Third, these metals carry intrinsic economic value. Their combination of beauty, workability, and permanence has made them stores of wealth across civilizations, from ancient Incan platinum ornaments to modern gold reserves held by central banks.

How They’re Used in Daily Life

Jewelry is the most visible use. Gold purity is measured in karats, with 24K being pure gold. Because pure gold is too soft for most jewelry, it’s mixed with other metals: an 18K piece is 18 parts gold and 6 parts other metal, while 14K is 14 parts gold and 10 parts other metal. Silver jewelry labeled “sterling” contains 92.5% pure silver, sometimes marked as 925. Platinum jewelry must be at least 95% pure platinum to carry the name without qualification, and anything below 50% platinum can’t be labeled platinum at all.

Industrial applications consume a large share of precious metal production. Palladium and platinum go into catalytic converters, where they neutralize harmful exhaust gases in cars and trucks. Silver is the best electrical conductor of any element, making it critical in electronics, solar panels, and electrical contacts. Gold’s reliability in corrosive environments puts it in circuit board connectors, aerospace components, and medical devices. Rhodium is used to coat other metals with a bright, scratch-resistant finish and plays a key role in catalytic converters alongside palladium and platinum.

Where They Come From

Gold and silver mining is spread across many countries, but platinum group metals are concentrated in just a few locations. South Africa dominates PGM production, and the U.S. Geological Survey designated five of the six platinum group metals as critical minerals in 2022 because of that supply concentration. China was the top overall mining country in 2023 (leading production in 18 mineral commodities), followed by South Africa, Australia, Russia, the United States, and Brazil.

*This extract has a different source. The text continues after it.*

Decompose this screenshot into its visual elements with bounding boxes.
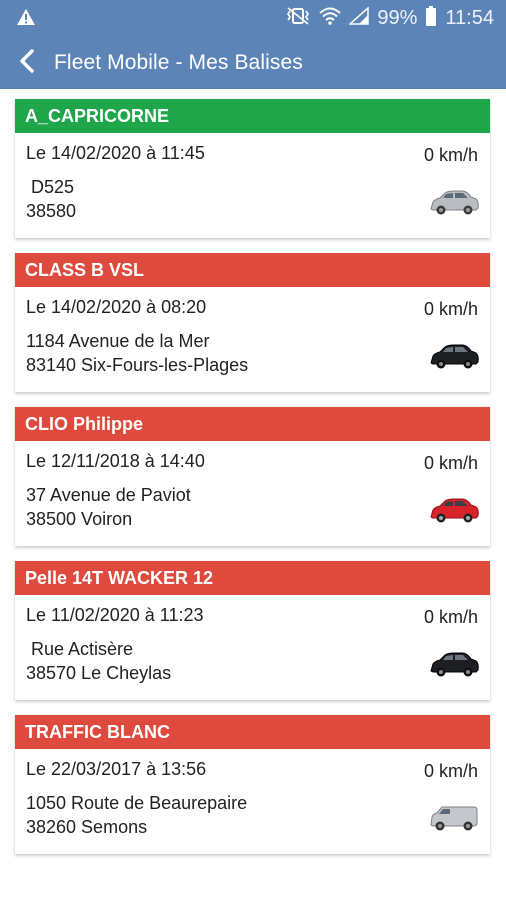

Recycling is an increasingly important source. Spent catalytic converters, discarded electronics, and industrial catalysts often contain higher concentrations of precious metals than raw ore, making them valuable targets for recovery.

Investing in Precious Metals

Gold and silver are the two precious metals most accessible to individual investors. The simplest route is buying physical metal in the form of bars or coins, though you’ll typically pay a premium over the spot price to cover manufacturing and distribution. Storage is the main drawback: you either pay a depository to hold your metal or take on the risk and cost of securing it yourself.

Exchange-traded funds (ETFs) offer exposure to precious metal prices without the logistics of physical storage. These funds hold metal (or futures contracts) on your behalf, and shares trade like stocks. Investing in mining company stocks or mining-focused funds is a third option, though those prices depend on company performance and management decisions in addition to metal prices.

Gold is traditionally viewed as a hedge against inflation and currency instability. Silver tends to be more volatile because industrial demand makes up a larger share of its market. Platinum and palladium prices are heavily influenced by automotive industry demand, particularly regulations around vehicle emissions that drive catalytic converter production.